Function evaluation is a fundamental concept where you determine the value of a function by substituting a specific value for the variable. In mathematics, a function assigns each input to a unique output. To evaluate, simply substitute the input value into the function's equation.
For example, to evaluate the function \( p(z) = 4z^3 - z \) at \( z = 0 \), you replace every \( z \) with 0. Perform the necessary calculations to determine the result. This process helps understand how functions behave with different inputs and is crucial across varied math applications.

Simplifying expressions involves removing unnecessary complexity to make them more digestible. The goal is to reduce expressions to their most straightforward form. This can involve combining like terms, eliminating redundant parts, or performing arithmetic operations.
In the case of our function \( p(0) = 4(0)^3 - 0 \), simplifying begins by recognizing that any number raised to a power and multiplied by zero remains zero. Here’s what happens:

• Calculate \( 4(0)^3 \), which is \( 4 \times 0 = 0 \).
• Subtracting 0 leaves the expression at 0.

Simplification is especially useful in validating function results and solving equations efficiently.
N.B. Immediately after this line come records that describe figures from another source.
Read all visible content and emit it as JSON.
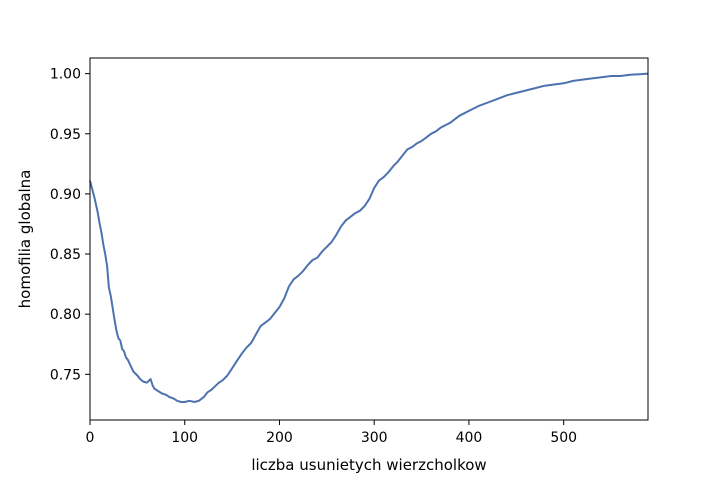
{
  "chart_data": {
    "type": "line",
    "title": "",
    "xlabel": "liczba usunietych wierzcholkow",
    "ylabel": "homofilia globalna",
    "xlim": [
      0,
      589
    ],
    "ylim": [
      0.712,
      1.013
    ],
    "xticks": [
      0,
      100,
      200,
      300,
      400,
      500
    ],
    "xtick_labels": [
      "0",
      "100",
      "200",
      "300",
      "400",
      "500"
    ],
    "yticks": [
      0.75,
      0.8,
      0.85,
      0.9,
      0.95,
      1.0
    ],
    "ytick_labels": [
      "0.75",
      "0.80",
      "0.85",
      "0.90",
      "0.95",
      "1.00"
    ],
    "grid": false,
    "line_color": "#4c72b0",
    "series": [
      {
        "x": [
          0,
          2,
          5,
          8,
          10,
          12,
          14,
          16,
          18,
          20,
          22,
          24,
          26,
          28,
          30,
          32,
          34,
          36,
          38,
          40,
          43,
          46,
          50,
          53,
          56,
          60,
          64,
          66,
          68,
          70,
          72,
          76,
          80,
          84,
          88,
          92,
          96,
          100,
          105,
          110,
          115,
          120,
          124,
          128,
          132,
          136,
          140,
          145,
          150,
          155,
          160,
          165,
          170,
          175,
          180,
          185,
          190,
          195,
          200,
          205,
          210,
          215,
          220,
          225,
          230,
          235,
          240,
          245,
          250,
          255,
          260,
          265,
          270,
          275,
          280,
          285,
          290,
          295,
          300,
          305,
          310,
          315,
          320,
          325,
          330,
          335,
          340,
          345,
          350,
          355,
          360,
          365,
          370,
          375,
          380,
          385,
          390,
          395,
          400,
          410,
          420,
          430,
          440,
          450,
          460,
          470,
          480,
          490,
          500,
          510,
          520,
          530,
          540,
          550,
          560,
          570,
          580,
          589
        ],
        "y": [
          0.911,
          0.905,
          0.896,
          0.885,
          0.876,
          0.868,
          0.858,
          0.85,
          0.84,
          0.822,
          0.815,
          0.805,
          0.795,
          0.786,
          0.78,
          0.778,
          0.771,
          0.769,
          0.764,
          0.762,
          0.757,
          0.752,
          0.749,
          0.746,
          0.744,
          0.743,
          0.746,
          0.741,
          0.738,
          0.737,
          0.736,
          0.734,
          0.733,
          0.731,
          0.73,
          0.728,
          0.727,
          0.727,
          0.728,
          0.727,
          0.728,
          0.731,
          0.735,
          0.737,
          0.74,
          0.743,
          0.745,
          0.749,
          0.755,
          0.761,
          0.767,
          0.772,
          0.776,
          0.783,
          0.79,
          0.793,
          0.796,
          0.801,
          0.806,
          0.813,
          0.823,
          0.829,
          0.832,
          0.836,
          0.841,
          0.845,
          0.847,
          0.852,
          0.856,
          0.86,
          0.866,
          0.873,
          0.878,
          0.881,
          0.884,
          0.886,
          0.89,
          0.896,
          0.905,
          0.911,
          0.914,
          0.918,
          0.923,
          0.927,
          0.932,
          0.937,
          0.939,
          0.942,
          0.944,
          0.947,
          0.95,
          0.952,
          0.955,
          0.957,
          0.959,
          0.962,
          0.965,
          0.967,
          0.969,
          0.973,
          0.976,
          0.979,
          0.982,
          0.984,
          0.986,
          0.988,
          0.99,
          0.991,
          0.992,
          0.994,
          0.995,
          0.996,
          0.997,
          0.998,
          0.998,
          0.999,
          0.9995,
          1.0
        ]
      }
    ]
  }
}
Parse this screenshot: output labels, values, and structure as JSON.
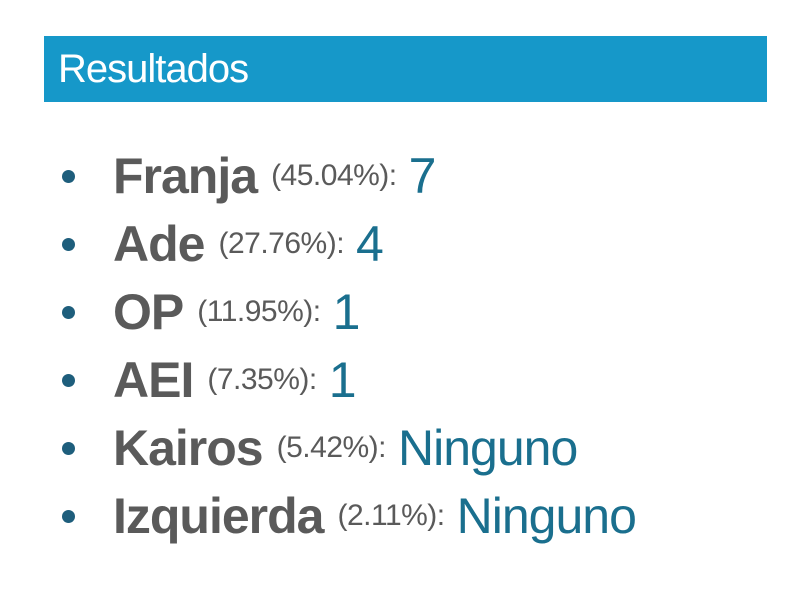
{
  "header": {
    "title": "Resultados"
  },
  "results": [
    {
      "party": "Franja",
      "percent": "(45.04%):",
      "seats": "7"
    },
    {
      "party": "Ade",
      "percent": "(27.76%):",
      "seats": "4"
    },
    {
      "party": "OP",
      "percent": "(11.95%):",
      "seats": "1"
    },
    {
      "party": "AEI",
      "percent": "(7.35%):",
      "seats": "1"
    },
    {
      "party": "Kairos",
      "percent": "(5.42%):",
      "seats": "Ninguno"
    },
    {
      "party": "Izquierda",
      "percent": "(2.11%):",
      "seats": "Ninguno"
    }
  ],
  "colors": {
    "header_bg": "#1698c9",
    "party_text": "#5a5a5a",
    "seats_text": "#1a6f8e",
    "bullet": "#1e5e7c"
  }
}
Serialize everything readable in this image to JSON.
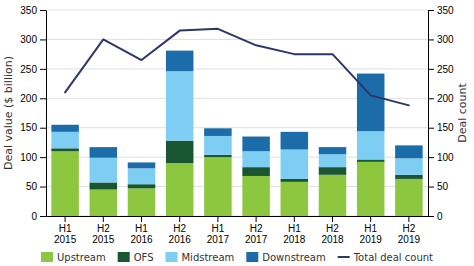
{
  "chart_data": {
    "type": "bar",
    "stacked": true,
    "grid": true,
    "legend": "bottom",
    "categories": [
      "H1\n2015",
      "H2\n2015",
      "H1\n2016",
      "H2\n2016",
      "H1\n2017",
      "H2\n2017",
      "H1\n2018",
      "H2\n2018",
      "H1\n2019",
      "H2\n2019"
    ],
    "series": [
      {
        "name": "Upstream",
        "type": "bar",
        "color": "#8dc63f",
        "values": [
          110,
          45,
          47,
          90,
          100,
          68,
          58,
          70,
          92,
          63
        ]
      },
      {
        "name": "OFS",
        "type": "bar",
        "color": "#1a5632",
        "values": [
          5,
          12,
          7,
          38,
          4,
          15,
          5,
          13,
          4,
          7
        ]
      },
      {
        "name": "Midstream",
        "type": "bar",
        "color": "#7ecef4",
        "values": [
          28,
          42,
          27,
          118,
          32,
          27,
          50,
          22,
          48,
          28
        ]
      },
      {
        "name": "Downstream",
        "type": "bar",
        "color": "#1b6ca8",
        "values": [
          12,
          18,
          10,
          35,
          13,
          25,
          30,
          12,
          98,
          22
        ]
      },
      {
        "name": "Total deal count",
        "type": "line",
        "axis": "y2",
        "color": "#2d3668",
        "values": [
          210,
          300,
          265,
          315,
          318,
          290,
          275,
          275,
          205,
          188
        ]
      }
    ],
    "y_label": "Deal value ($ billion)",
    "y2_label": "Deal count",
    "ylim": [
      0,
      350
    ],
    "yticks": [
      0,
      50,
      100,
      150,
      200,
      250,
      300,
      350
    ],
    "y2lim": [
      0,
      350
    ],
    "y2ticks": [
      0,
      50,
      100,
      150,
      200,
      250,
      300,
      350
    ]
  }
}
Polynomial evaluation involves finding the output of a polynomial function at a specific point. This is done by plugging a number into the polynomial and carefully computing the result.
Polynomials are algebraic expressions composed of variables and coefficients, involving operations of addition, subtraction, and multiplication.
For example, evaluating \( p(z) = 4z^3 - z \) at \( z = 0 \) involves these steps:

• Identify the polynomial terms.
• Substitute 0 for every \( z \).
• Compute \( 4(0)^3 - 0 \) to get 0.

Evaluation helps predict with certainty the behavior of the polynomial for different variable inputs. It is a practical tool used extensively in calculus and algebra.